If the Galois group of $p$ (over $F$) is nontrivial, let $\sigma$ be a nontrivial automorphism of the splitting field, $L$, also not characteristic $2$, of $p$ over $F$. If $\sigma$ fixes both $\alpha$ and $\beta$, then $L$ contains a subfield fixed by $\sigma$ and this subfield is the splitting field of $p$, contradicting that $L$ is the splitting field. Therefore, $\sigma$ moves at least one of $\alpha$ and $\beta$, permuting the roots of $p$. The only possible nonidentity permutation of the roots is $\alpha \leftrightarrow \beta$, requiring $\alpha \neq \beta$. Since $\sigma$ fixes $F$, it fixes the coefficients of $p$. This means \begin{align*} p(x) &= \sigma(p(x)) \\ &= (x-\beta)^2(x-\alpha) \\ &= x^3 + (-\alpha -2\beta) x^2 + (2\alpha \beta +\beta^2)x - \alpha \beta^2 \end{align*} and, in particular, $$ -\alpha -2\beta = -2 \alpha - \beta \text{,}$$ from which (working in $L$, by adding $2\alpha + 2\beta$ to both sides), we discover $\alpha = \beta$, contradicting that the Galois group of $p$ (over $F$) is nontrivial.

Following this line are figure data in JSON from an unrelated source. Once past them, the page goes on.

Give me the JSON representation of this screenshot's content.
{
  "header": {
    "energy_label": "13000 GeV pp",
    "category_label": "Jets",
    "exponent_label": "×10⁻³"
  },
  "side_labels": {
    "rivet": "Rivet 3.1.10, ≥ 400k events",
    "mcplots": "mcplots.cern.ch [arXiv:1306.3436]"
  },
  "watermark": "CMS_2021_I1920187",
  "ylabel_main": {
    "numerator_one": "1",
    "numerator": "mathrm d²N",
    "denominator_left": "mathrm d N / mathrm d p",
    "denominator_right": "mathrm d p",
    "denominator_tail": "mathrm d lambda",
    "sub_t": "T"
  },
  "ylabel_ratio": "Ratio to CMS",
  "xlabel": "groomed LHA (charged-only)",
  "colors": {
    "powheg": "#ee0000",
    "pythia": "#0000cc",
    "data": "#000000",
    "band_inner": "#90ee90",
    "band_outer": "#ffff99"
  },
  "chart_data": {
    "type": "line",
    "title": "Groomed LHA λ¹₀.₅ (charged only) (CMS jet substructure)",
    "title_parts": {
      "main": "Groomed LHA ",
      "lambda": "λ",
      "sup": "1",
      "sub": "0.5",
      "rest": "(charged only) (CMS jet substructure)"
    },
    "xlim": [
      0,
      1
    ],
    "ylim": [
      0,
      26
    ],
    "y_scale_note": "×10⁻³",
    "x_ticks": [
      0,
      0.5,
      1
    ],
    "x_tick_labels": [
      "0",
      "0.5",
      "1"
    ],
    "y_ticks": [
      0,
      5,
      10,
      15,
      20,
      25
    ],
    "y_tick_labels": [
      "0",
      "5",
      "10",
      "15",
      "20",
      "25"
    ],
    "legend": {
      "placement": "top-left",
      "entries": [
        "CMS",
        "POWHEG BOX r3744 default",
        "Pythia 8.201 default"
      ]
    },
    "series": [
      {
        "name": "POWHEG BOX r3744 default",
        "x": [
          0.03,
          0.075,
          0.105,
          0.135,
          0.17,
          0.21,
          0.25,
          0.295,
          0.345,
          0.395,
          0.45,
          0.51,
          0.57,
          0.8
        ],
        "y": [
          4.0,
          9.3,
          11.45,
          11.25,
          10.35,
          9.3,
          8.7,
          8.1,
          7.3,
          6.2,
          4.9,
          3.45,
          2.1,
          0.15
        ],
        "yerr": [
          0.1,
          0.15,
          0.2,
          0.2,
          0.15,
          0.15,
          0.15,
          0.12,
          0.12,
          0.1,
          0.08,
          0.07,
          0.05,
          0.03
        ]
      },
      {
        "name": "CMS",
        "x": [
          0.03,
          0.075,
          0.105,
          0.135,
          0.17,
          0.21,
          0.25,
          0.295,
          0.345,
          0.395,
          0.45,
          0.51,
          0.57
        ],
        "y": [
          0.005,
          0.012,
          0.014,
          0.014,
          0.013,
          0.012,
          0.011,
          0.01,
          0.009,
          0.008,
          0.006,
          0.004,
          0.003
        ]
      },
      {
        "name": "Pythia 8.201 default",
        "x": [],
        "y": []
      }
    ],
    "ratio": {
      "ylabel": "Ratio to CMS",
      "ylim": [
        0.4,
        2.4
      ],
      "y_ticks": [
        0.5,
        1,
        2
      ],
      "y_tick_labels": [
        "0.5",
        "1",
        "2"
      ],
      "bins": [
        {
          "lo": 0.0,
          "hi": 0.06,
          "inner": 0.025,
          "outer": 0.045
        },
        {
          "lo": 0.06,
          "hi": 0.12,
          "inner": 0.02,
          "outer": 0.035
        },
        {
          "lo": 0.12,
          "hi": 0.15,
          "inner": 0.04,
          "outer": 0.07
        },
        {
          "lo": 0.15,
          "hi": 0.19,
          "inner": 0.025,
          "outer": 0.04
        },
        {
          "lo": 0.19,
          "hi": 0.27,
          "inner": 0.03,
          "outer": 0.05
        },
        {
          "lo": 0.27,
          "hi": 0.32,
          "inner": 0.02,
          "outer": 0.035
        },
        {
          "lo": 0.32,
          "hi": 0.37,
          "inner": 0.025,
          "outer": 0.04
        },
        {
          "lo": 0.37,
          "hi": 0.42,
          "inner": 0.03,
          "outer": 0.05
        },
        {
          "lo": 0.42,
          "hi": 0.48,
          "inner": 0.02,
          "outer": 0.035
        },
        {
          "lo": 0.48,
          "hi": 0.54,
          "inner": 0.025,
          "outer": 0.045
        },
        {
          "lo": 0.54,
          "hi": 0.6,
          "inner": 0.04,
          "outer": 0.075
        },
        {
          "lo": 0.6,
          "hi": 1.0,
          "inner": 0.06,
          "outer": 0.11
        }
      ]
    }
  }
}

Therefore, the Galois group of $p$ (over $F$) is trivial, so $p$ is reducible. The only possible partitions of $\deg_x p = 3$ are $2+1$ and $1+1+1$. Either way, $p$ has a linear factor (a factor, $q(x)$, with $\deg_x q(x) = 1$) in $F$. (Notice: this is not the case when $p$ is quartic -- the partitions are $3+1$, $2+2$, $2+1+1$, and $1+1+1+1$ and $2+2$ does not have a linear factor (in $F$). The other answer gives a $2+2$ example.)